In this research, we demonstrated a linear mixed‐effects model (random intercept and random slope) with an unstructured covariance structure for the rate of change in logarithmic level (FBS) experienced by patients over the treatment time. Concerning time, we found that the pattern of an average FBS level revealed a linear decrement over time, confirming with the model that the estimate of time was negative. This study illustrated that 68.7% of the variability in log FBS levels was due to the variability between patients.

Finally, we conclude that time (duration of follow‐up), BMI, diastolic blood pressure, dietary type, education status, age, history of hypertension, and drug type were found to be significant predictors of the FBS level variation over time. According to the results, patients who had no history of hypertension, lower BMI, higher educational attainment, and who used a combination of insulin and OHA drugs were better able to manage and control their FBS levels in their body.
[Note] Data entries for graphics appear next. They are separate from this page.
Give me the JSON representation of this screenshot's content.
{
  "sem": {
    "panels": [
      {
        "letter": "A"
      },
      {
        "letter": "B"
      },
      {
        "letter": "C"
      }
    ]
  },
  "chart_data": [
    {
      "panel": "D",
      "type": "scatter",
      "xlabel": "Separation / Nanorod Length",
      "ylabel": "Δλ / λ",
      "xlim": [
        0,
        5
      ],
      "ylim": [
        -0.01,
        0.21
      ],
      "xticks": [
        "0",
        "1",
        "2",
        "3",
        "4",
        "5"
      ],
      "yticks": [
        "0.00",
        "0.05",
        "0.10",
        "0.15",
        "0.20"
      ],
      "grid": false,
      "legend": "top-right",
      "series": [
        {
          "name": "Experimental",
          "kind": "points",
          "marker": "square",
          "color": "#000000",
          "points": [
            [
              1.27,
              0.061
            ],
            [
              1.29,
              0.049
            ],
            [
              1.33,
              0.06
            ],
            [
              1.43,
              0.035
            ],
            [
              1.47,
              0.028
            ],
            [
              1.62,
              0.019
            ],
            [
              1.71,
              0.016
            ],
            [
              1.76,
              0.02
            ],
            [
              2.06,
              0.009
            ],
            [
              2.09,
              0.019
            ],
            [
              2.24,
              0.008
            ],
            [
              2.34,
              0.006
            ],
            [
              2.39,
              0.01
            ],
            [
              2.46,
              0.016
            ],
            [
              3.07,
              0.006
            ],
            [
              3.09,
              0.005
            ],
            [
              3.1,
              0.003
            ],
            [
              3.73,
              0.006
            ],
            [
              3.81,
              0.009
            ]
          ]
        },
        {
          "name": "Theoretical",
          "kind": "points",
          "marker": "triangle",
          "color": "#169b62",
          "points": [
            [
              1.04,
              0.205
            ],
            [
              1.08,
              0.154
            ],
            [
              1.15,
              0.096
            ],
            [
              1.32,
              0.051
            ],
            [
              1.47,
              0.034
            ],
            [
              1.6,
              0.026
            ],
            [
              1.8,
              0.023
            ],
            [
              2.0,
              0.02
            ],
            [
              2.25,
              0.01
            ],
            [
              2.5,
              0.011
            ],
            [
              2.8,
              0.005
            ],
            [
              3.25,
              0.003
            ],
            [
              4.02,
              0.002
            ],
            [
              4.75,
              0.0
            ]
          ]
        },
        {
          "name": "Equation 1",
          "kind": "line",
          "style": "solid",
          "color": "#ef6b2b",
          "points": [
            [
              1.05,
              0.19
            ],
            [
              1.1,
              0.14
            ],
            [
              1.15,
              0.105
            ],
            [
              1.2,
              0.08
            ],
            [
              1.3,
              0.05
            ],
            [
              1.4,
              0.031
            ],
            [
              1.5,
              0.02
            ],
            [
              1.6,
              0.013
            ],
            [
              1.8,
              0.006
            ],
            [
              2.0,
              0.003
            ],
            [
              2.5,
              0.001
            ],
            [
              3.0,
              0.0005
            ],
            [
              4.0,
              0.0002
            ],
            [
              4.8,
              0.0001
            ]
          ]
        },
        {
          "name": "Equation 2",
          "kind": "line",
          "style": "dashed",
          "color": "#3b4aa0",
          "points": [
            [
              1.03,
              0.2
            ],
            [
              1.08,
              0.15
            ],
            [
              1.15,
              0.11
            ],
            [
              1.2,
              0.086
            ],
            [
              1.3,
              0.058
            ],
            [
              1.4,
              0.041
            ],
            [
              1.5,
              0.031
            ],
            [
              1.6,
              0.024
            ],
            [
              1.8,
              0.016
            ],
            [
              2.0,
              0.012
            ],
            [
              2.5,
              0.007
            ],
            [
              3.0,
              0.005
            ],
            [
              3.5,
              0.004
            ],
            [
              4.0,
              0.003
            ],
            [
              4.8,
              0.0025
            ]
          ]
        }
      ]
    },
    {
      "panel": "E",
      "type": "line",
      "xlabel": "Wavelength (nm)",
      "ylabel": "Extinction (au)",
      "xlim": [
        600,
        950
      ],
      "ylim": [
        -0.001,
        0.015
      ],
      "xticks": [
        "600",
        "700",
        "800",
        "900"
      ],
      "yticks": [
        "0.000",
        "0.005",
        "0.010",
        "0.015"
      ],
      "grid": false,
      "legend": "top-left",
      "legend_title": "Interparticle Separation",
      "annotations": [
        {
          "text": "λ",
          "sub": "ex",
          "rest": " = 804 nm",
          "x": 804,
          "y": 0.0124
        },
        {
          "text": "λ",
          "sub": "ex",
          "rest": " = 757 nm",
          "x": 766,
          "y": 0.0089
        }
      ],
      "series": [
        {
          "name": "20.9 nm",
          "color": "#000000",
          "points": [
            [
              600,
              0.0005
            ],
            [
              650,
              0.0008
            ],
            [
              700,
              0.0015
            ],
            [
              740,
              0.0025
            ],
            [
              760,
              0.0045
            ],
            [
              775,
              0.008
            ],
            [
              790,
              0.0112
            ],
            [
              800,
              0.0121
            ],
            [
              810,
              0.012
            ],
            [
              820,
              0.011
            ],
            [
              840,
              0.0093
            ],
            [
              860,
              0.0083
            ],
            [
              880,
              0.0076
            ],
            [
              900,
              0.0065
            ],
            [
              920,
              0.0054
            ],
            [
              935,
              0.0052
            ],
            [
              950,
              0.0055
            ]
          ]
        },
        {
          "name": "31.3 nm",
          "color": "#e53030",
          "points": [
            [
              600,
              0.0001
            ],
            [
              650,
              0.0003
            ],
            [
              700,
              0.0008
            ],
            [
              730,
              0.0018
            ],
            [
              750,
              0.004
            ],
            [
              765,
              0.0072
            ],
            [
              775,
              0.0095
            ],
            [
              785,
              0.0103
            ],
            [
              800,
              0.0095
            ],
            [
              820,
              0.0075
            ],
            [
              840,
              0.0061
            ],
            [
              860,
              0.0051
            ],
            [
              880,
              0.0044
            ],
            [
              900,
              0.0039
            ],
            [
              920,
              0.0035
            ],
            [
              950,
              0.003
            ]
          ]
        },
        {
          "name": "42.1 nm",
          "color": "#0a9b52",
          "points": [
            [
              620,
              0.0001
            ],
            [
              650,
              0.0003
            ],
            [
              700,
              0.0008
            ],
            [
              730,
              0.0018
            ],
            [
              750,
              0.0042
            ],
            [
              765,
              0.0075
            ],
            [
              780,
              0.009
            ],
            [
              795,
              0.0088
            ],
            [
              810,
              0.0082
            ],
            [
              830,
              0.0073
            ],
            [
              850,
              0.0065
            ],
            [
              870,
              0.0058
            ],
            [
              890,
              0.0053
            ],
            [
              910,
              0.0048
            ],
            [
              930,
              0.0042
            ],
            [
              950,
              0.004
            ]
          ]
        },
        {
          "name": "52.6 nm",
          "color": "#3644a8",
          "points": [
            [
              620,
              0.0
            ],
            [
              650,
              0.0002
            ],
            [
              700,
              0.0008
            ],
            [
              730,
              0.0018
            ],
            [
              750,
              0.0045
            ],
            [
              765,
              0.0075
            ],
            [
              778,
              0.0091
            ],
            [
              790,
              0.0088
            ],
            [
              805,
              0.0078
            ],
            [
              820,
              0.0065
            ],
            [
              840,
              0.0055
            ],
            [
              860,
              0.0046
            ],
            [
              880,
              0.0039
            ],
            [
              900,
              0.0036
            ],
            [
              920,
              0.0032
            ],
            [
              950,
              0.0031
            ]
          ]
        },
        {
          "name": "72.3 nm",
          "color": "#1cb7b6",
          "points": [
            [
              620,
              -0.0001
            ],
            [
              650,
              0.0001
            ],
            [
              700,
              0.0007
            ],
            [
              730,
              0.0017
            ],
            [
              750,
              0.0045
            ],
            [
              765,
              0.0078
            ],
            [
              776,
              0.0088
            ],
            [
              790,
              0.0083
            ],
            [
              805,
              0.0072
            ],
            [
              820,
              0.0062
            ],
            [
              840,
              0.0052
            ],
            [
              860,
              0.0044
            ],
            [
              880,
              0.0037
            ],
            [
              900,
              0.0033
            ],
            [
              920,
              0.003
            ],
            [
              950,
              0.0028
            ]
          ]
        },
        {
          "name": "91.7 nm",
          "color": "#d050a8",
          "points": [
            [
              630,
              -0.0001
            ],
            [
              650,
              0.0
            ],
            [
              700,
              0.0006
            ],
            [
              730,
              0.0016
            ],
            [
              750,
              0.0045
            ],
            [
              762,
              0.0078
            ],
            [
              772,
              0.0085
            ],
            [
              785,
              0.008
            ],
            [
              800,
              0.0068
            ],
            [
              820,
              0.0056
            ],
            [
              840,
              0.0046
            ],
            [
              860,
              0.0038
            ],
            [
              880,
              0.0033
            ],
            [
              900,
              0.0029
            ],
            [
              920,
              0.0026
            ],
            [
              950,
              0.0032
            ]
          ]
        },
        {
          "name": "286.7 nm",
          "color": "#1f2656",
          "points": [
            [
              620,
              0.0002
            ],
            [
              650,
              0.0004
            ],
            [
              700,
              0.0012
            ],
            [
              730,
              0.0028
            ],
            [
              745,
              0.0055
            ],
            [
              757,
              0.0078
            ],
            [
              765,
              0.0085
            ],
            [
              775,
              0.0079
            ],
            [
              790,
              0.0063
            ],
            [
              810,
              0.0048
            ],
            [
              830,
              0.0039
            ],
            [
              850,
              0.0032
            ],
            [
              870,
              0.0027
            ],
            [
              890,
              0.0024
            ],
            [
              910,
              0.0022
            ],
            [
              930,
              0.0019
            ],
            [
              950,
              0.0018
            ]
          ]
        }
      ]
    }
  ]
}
According to the study, maintaining healthy body weight and taking a healthy diet along with lower blood sugar levels are essential to control blood sugar in the body and to prevent long‐term complications. Educated patients can manage their blood sugar levels more than uninformed individuals. Therefore, the government should spread education and educate people about the prevention mechanism of diabetes in communities in the study area.

6. LIMITATIONS

The main limitation of the study was that the data on some predictors such as the patient's income status, side effects from medication, illness, and stress that may have influenced the rate of change in FBS levels were not available due to retrospective nature of the data. The sample was recruited at a hospital where diabetic patients with high self‐awareness and self‐care visit for follow‐up, so it seems to be over the representativeness of the population.

AUTHOR CONTRIBUTIONS

Abdulmenan Mohammed Abdulahi: Conceptualization; data curation; formal analysis; methodology; visualization; writing – original draft; writing – review & editing. Aragaw Eshetie Aguade: Investigation; methodology; supervision; validation; writing – review & editing. Hunachew Kibret Yohannis: Formal analysis; investigation; supervision; validation; visualization; writing – original draft; writing – review & editing. All authors have read and approved the final version of the manuscript.

CONFLICT OF INTEREST

The authors declare no conflict of interest.

ETHICS STATEMENT

All methods are carried out by relevant guidelines and regulations of the journal. An ethical letter was taken from the University of Gondar, College of Natural and Computational Sciences ethical committee with ref no. CNCS/10 628/19/05/2020 and the committee had approved the study. Adama Hospital Medical college's ethical review board waived the intended consent of individual patients on 28/09/2012 because we used secondary data from hospital patient medical charts.

TRANSPARENCY STATEMENT

The lead author Hunachew Kibret Yohannis affirms that this manuscript is an honest, accurate, and transparent account of the study being reported; that no important aspects of the study have been omitted; and that any discrepancies from the study as planned (and, if relevant, registered) have been explained.

Abdulahi AM, Aguade AE, Yohannis HK. Longitudinal modeling of fasting blood sugar with diabetes: a case study of Adama Hospital Medical College, Ethiopia. Health Sci Rep. 2022;5:e951. 10.1002/hsr2.951

DATA AVAILABILITY STATEMENT

The authors confirm that the data supporting the findings of this study are not publicly available because the data were used for another analysis, but are available from the first author on reasonable request. The guarantor had full access to all data in this study and takes complete responsibility for the integrity of the data and the precision of the data analysis.